Il me le dit, en effet. Ce prince-évêque était un bonhomme pas méchant, ayant la manche large et absolvant les cas réservés. Je le tins pendant un temps pour l’ami de la maison. Il s’intéressait fort à mes aventures et à la Maçonnerie, dont je lui racontais les mystères. Il apprit à manier le tablier, le septangle, le triangle, la truelle, le compas, l’équerre, les pierres brute, cubique, triangulaire, le pont, l’échelle, le globe et la corneille sacrée, dont je lui expliquai le sens réel. Mais il était pour sa part fort attaché à l’Église et ne regrettait pas qu’elle répudiât les rites nouveaux.

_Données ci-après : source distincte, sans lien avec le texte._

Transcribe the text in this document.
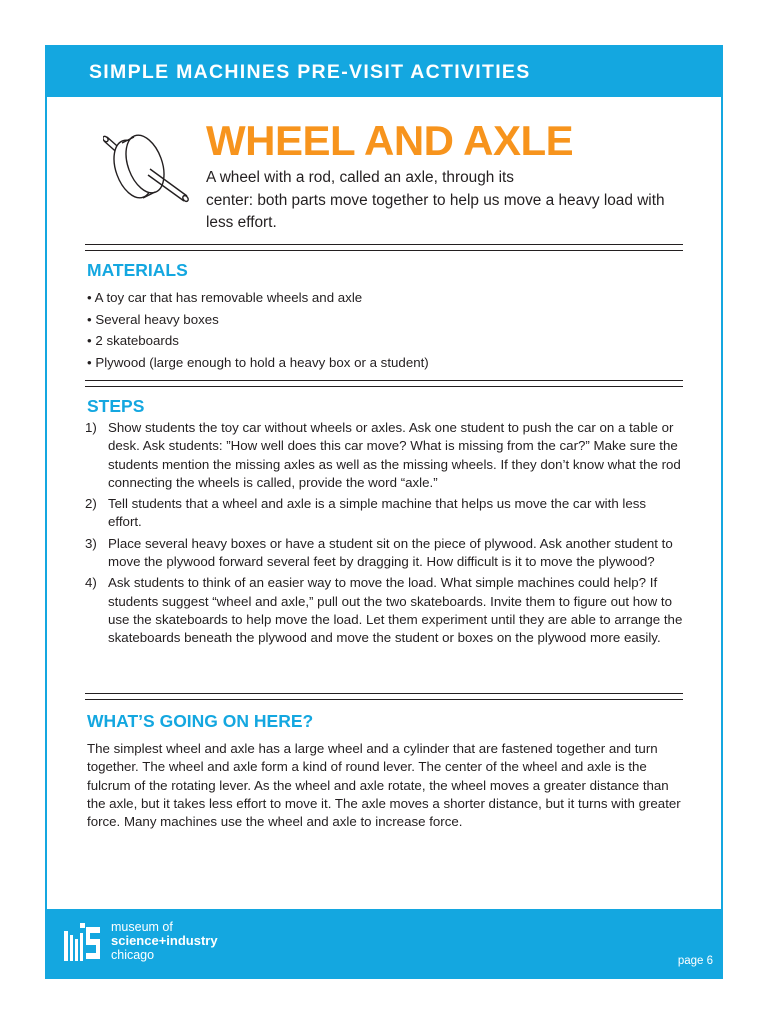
SIMPLE MACHINES PRE-VISIT ACTIVITIES
WHEEL AND AXLE
A wheel with a rod, called an axle, through its
center: both parts move together to help us move a heavy load with less effort.
MATERIALS
• A toy car that has removable wheels and axle
• Several heavy boxes
• 2 skateboards
• Plywood (large enough to hold a heavy box or a student)
STEPS
1) Show students the toy car without wheels or axles. Ask one student to push the car on a table or desk. Ask students: ”How well does this car move? What is missing from the car?” Make sure the students mention the missing axles as well as the missing wheels. If they don’t know what the rod connecting the wheels is called, provide the word “axle.”
2) Tell students that a wheel and axle is a simple machine that helps us move the car with less effort.
3) Place several heavy boxes or have a student sit on the piece of plywood. Ask another student to move the plywood forward several feet by dragging it. How difficult is it to move the plywood?
4) Ask students to think of an easier way to move the load. What simple machines could help? If students suggest “wheel and axle,” pull out the two skateboards. Invite them to figure out how to use the skateboards to help move the load. Let them experiment until they are able to arrange the skateboards beneath the plywood and move the student or boxes on the plywood more easily.
WHAT’S GOING ON HERE?
The simplest wheel and axle has a large wheel and a cylinder that are fastened together and turn together. The wheel and axle form a kind of round lever. The center of the wheel and axle is the fulcrum of the rotating lever. As the wheel and axle rotate, the wheel moves a greater distance than the axle, but it takes less effort to move it. The axle moves a shorter distance, but it turns with greater force. Many machines use the wheel and axle to increase force.
museum of
science+industry
chicago	page 6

Quelle nécessité de remplacer par le clinquant que je viens de citer la croix, l’étole, le ciboire, la patène, la lampe, la mitre, le chapelet, l’Agnus et le tabernacle ? Je ne savais que répondre. Un jour qu’il regardait la banderole maçonnique que Weisshaupt m’avait confiée à mon départ pour la France, banderole brodée des lettres L. P. D., il me demanda ce que cela signifiait. Je lui dis voix basse : Lilia pedibus destrue (Foulez aux pieds les lys !).

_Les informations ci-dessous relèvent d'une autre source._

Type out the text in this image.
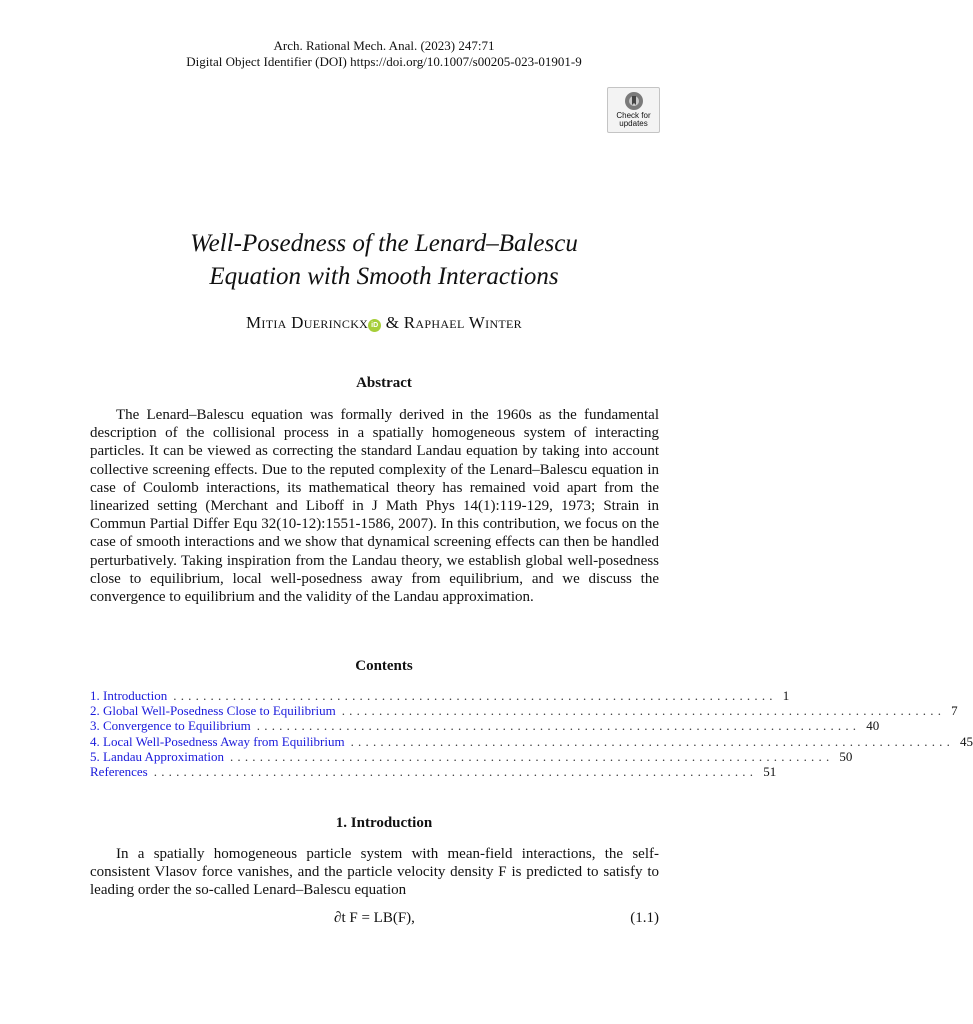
Arch. Rational Mech. Anal. (2023) 247:71
Digital Object Identifier (DOI) https://doi.org/10.1007/s00205-023-01901-9
Check for
updates
Well-Posedness of the Lenard–Balescu
Equation with Smooth Interactions
Mitia Duerinckx iD & Raphael Winter
Abstract
The Lenard–Balescu equation was formally derived in the 1960s as the fundamental description of the collisional process in a spatially homogeneous system of interacting particles. It can be viewed as correcting the standard Landau equation by taking into account collective screening effects. Due to the reputed complexity of the Lenard–Balescu equation in case of Coulomb interactions, its mathematical theory has remained void apart from the linearized setting (Merchant and Liboff in J Math Phys 14(1):119-129, 1973; Strain in Commun Partial Differ Equ 32(10-12):1551-1586, 2007). In this contribution, we focus on the case of smooth interactions and we show that dynamical screening effects can then be handled perturbatively. Taking inspiration from the Landau theory, we establish global well-posedness close to equilibrium, local well-posedness away from equilibrium, and we discuss the convergence to equilibrium and the validity of the Landau approximation.
Contents
1. Introduction ................................................................................. 1
2. Global Well-Posedness Close to Equilibrium ................................................................................. 7
3. Convergence to Equilibrium ................................................................................. 40
4. Local Well-Posedness Away from Equilibrium ................................................................................. 45
5. Landau Approximation ................................................................................. 50
References ................................................................................. 51
1. Introduction
In a spatially homogeneous particle system with mean-field interactions, the self-consistent Vlasov force vanishes, and the particle velocity density F is predicted to satisfy to leading order the so-called Lenard–Balescu equation
∂t F = LB(F),	(1.1)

— Et pourquoi pas, dit-il, Loue pieusement Dieu ? Tout cela, mon cher comte, ce n’est guère que des enfantillages. Le pape vous verra avec plaisir. Savez-vous qu’il vient de gracier votre ancien ami Louis de Rohan et de le déclarer apte à la papauté ?
— Louis serait pape ? m’écriai-je.
— Il peut du moins le devenir.
— Partons, alors, répondis-je.
Lorenza fut tout à fait heureuse de ma résolution. Nous arrivâmes à Rome en mai 1789, et, après un court séjour à l’hôtel garni, nous allâmes demeurer au palais Farnese. C’est là que je fus arrêté par ordre du Saint-Office le 21 mars 1790, jour de la fête de Saint-Jean-l’Évangéliste, qui manqua de gratitude avec moi, car j’en avais fait un des saints de mon rite égyptien, à cause de son amusante Apocalypse.